Personnel changes: Of the 10 players who finished with at least 10 points, seven are returning. But attackman Ben Love (33 G, 8 A) is one of those three players who graduated, and although Jordan and Regan should provide some stability on attack, Hasbrouck acknowledged that replacing Love will be a difficult task.

“Ben Love as just a sheer tough kid and a goal scorer, it’ll be up to some of those next guys to fill that void,” Hasbrouck said, adding that freshman Kevin O’Malley could be a candidate for the third starting position. “That’s probably the single biggest one. He was such a stabilizing force at attack. But we’ve got a lot of great young players that if they continue to work hard and improve, we think they’ll be able to step up.”

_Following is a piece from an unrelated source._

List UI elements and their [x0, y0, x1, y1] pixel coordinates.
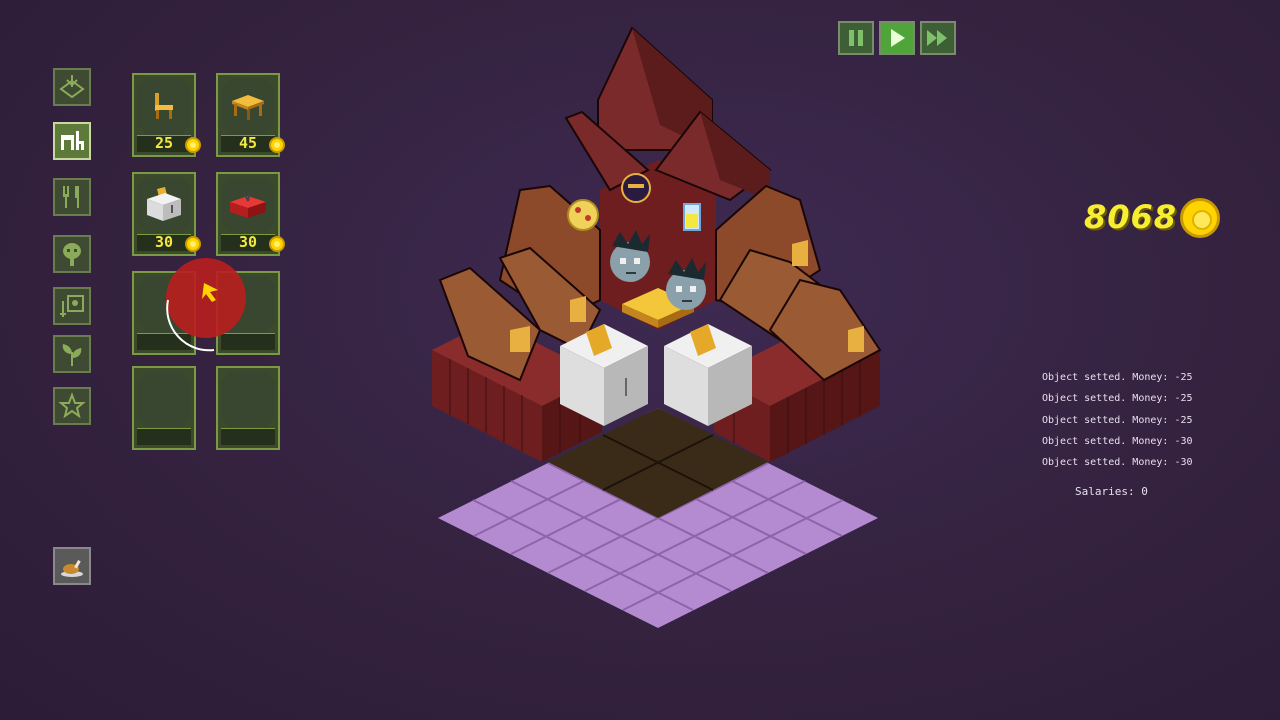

**For the third straight season, the team will go into the offseason in search of a new goalie. The vacancy opened by the departure of Blewett (11.75 goals-against average and .520 save percentage) could come down to sophomore Joey Casey and freshmen Max Alderman and Ryan Frey.

“It’s been an open competition for the last few years since Stu Wheeler [graduated in 2012], and I think we’ve been pretty solid back there,” Hasbrouck said. “Scott Marsh had a great year for us [in 2013], Zach Blewett had a great year for us, and we feel one of those guys will step up.”

**And for the second consecutive year, the Seahawks have some questions at the faceoff X. Cody Tidwell (1 G, 3 A, 63 GB, 45.0 percent on 81-of-180) is gone, but sophomore Teddy Secor took more draws (190) and was more effective (52.6 percent with 100 wins). But junior Reese Cassard (8 GB, 37.8 percent on 17-of-45) will compete for the position, and Hasbrouck expects both players to get better over the summer and fall.

“Those kids there, they’ve got to improve, and I think they will,” he said. “This was their first year with us, and I think that year of experience will do wonders for them.”

Forecast for 2015: Partly cloudy. St. Mary’s has reason to be optimistic. Junior midfielder Matt Tarrant and sophomore attackman Conor Jordan key an offense that returns plenty of firepower, and the defense will be anchored by a trio of defensemen who got considerable time this past spring. But the questions still linger. Can someone pick up the scoring pace now that Love has departed? Which defenseman can replace David Mitchell-McShane as the team’s leader in caused turnovers? And which goalie will open the season between the pipes?

In addition, the Seahawks learned that the CAC is no walk in the park as three teams from the league qualified for the NCAA tournament. So the path back to the CAC tournament is littered with land mines, and it will be up to the players and coaches to successfully navigate that landscape.